Java characters/strings are UTF-16 internally. The char type (and its wrapper Character) is 16 bits, which is not enough to represent all of Unicode, so many non-Latin scripts need two chars to represent one symbol.

When dealing with non-Latin Unicode it's often better to use code points rather than characters. A code point is one Unicode character/symbol represented as an int. The String and Character classes have methods for converting between Java chars and Unicode code points.

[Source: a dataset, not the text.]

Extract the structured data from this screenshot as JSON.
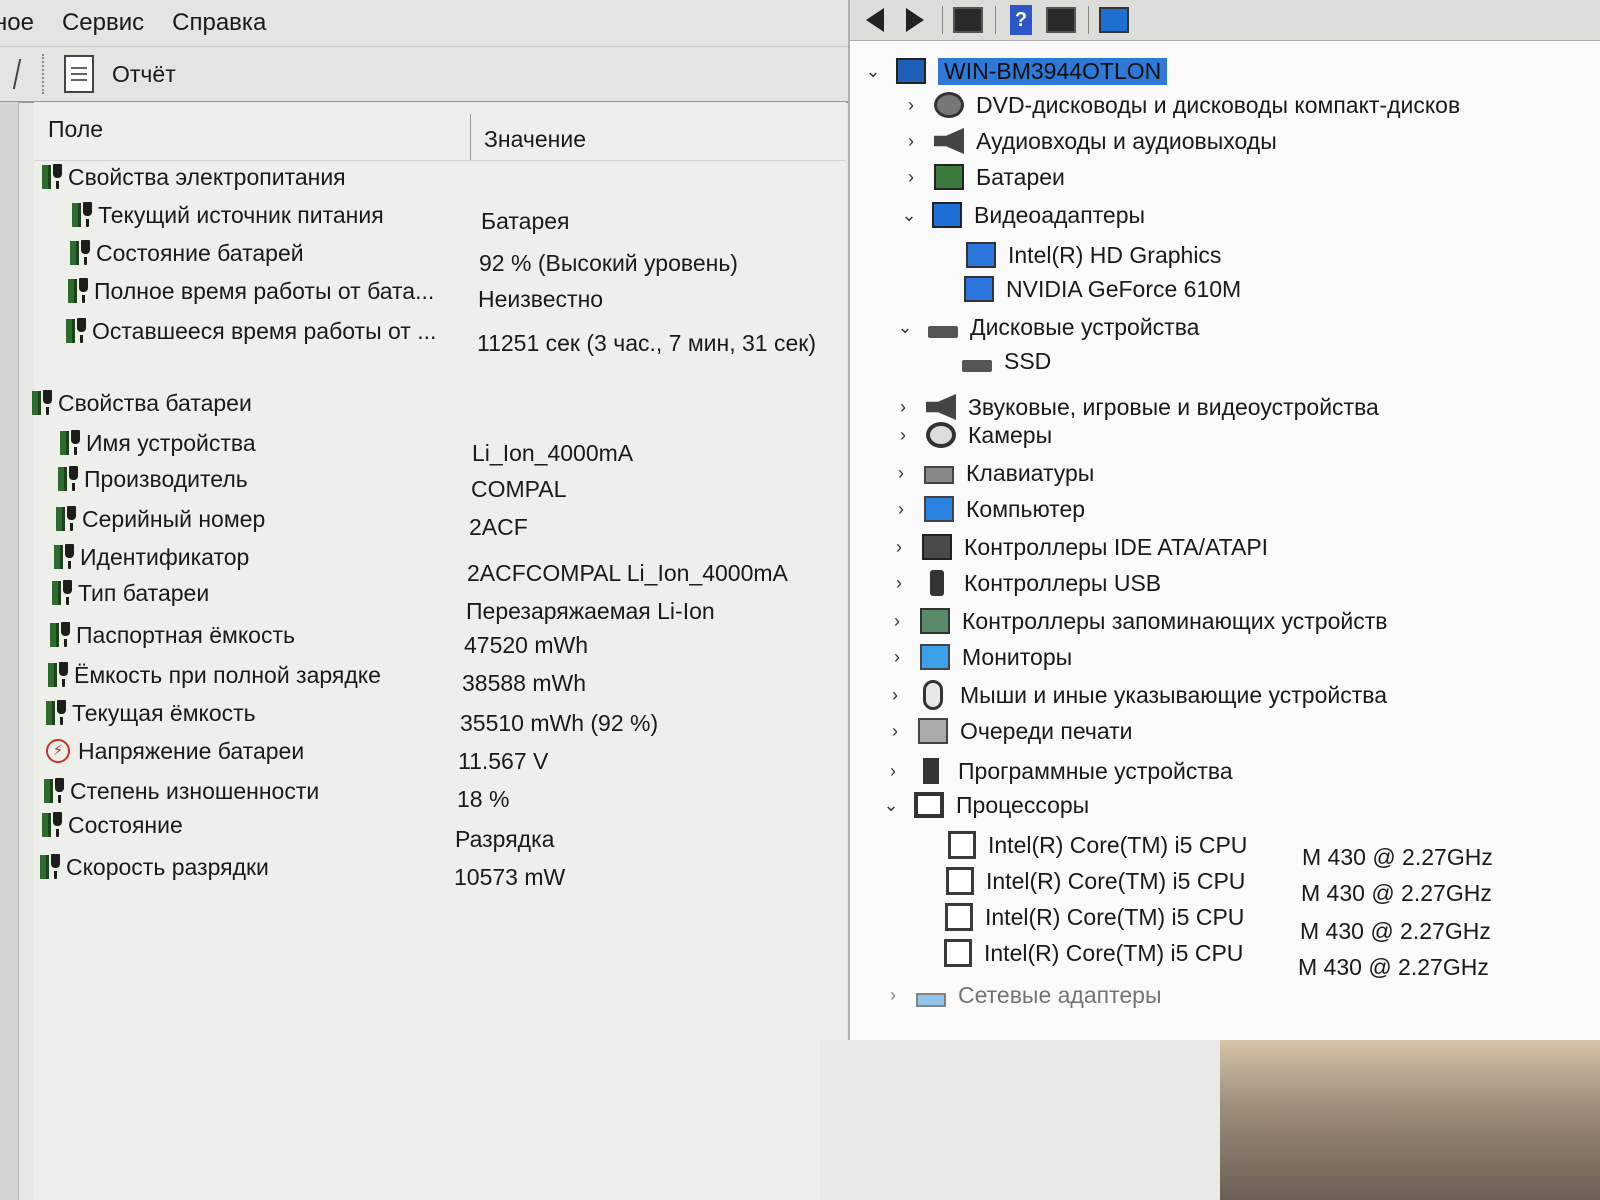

I'm putting this here since I occasionally need this stuff, but not often enough to actually remember the details from one time to the next. Sort of a note to my future self, and it might be useful to others starting out with international languages and encodings as well.

j-g-faustus
Nice! Yes, the \p{L} switch was exactly what I wanted, and I'm actually a little surprised that it worked for Japanese. Thanks for the link, too.
ivar
You're welcome. Good luck with the word breaks :)
j-g-faustus
+1  A: 

For katakana, Wikipedia shows you the Unicode ordering. So if you wanted to use a regex character class that caught all the katakana, I suppose you could do something like this:

user> (re-seq #"[\u30a0-\u30ff]+" "日本語の文章にはスペースが必要ないって、本当?")
("スペース")

Hiragana, for what it's worth:

user> (re-seq #"[\u3040-\u309f]+" "日本語の文章にはスペースが必要ないって、本当?")
("の" "には" "が" "ないって")

I'd be pretty amazed if any regex could detect Japanese word breaks.

Brian Carper
Thanks for the help, Mr. Japanese-reading Cow. ^_^ Agreed, a regex that could detect Japanese word breaks would be absolutely incredible.
ivar
+2  A: 

I'll answer half a question here:

How do I set emacs/slime/swank to use UTF-8 when talking with Clojure, or use UTF-8 at the command-line REPL?

A more interactive way:

  1. M-x customize-group
  2. "slime-lisp"
  3. Find the option for slime coding system, and select utf-8-unix. Save this so Emacs picks it up in your next session.

Or place this in your .emacs:

(custom-set-variables '(slime-net-coding-system (quote utf-8-unix)))

That's what the interactive menu will do anyway.